RELATIVE TO EXTENSION OF TIME FOR COMPLYING WITH CONDITIONS OF OIL AND GAS PERMIT.

DEPARTMENT OF THE INTERIOR,
Washington, January 12, 1921.

The COMMISSIONER OF THE GENERAL LAND OFFICE.

DEAR MR. COMMISSIONER: With your memorandum of January 8, 1921, you submitted applications for extensions of time within which to commence drilling under oil-prospecting permits issued pursuant to section 13 of the act of Congress approved February 25, 1920 (41 Stat., 437).

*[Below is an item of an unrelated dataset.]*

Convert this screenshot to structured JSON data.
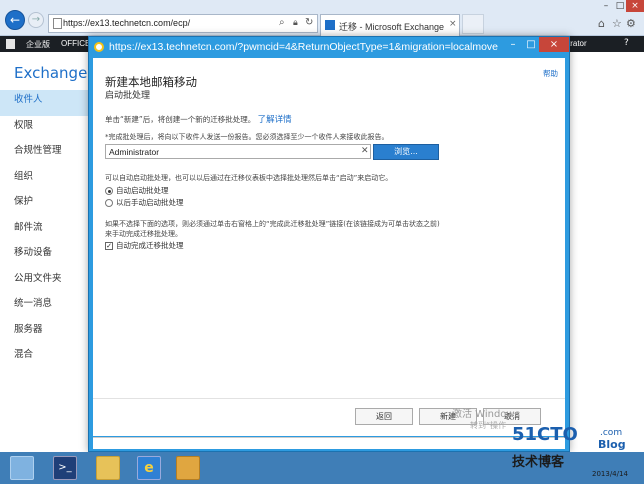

The statute requires that the permittee shall begin drilling operations within six months from the date of the permit and shall within one year from and after the date of the permit drill one or more wells for oil or gas to a depth of not less than 500 feet each, unless valuable deposits of oil or gas shall be sooner discovered, and shall within two years from date of the permit drill for oil or gas to an aggregate depth of not less than 2,000 feet, unless valuable deposits of oil or gas shall be sooner discovered. The Secretary of the Interior may, if he shall find that the permittee has been unable with the exercise of diligence to test the land in the time granted by the permit, extend any such permit for such time not exceeding two years and upon such conditions as he shall prescribe. The language of the statute clearly implies, and paragraph 7 of the regula tions so construes, that the extension of time authorized may be granted to cover a period of not exceeding two years from and after the date of the expiration of the two years fixed in the permit "to test the land." Consequently, an extension at the end of six months would not be premature and not specifically authorized by statute.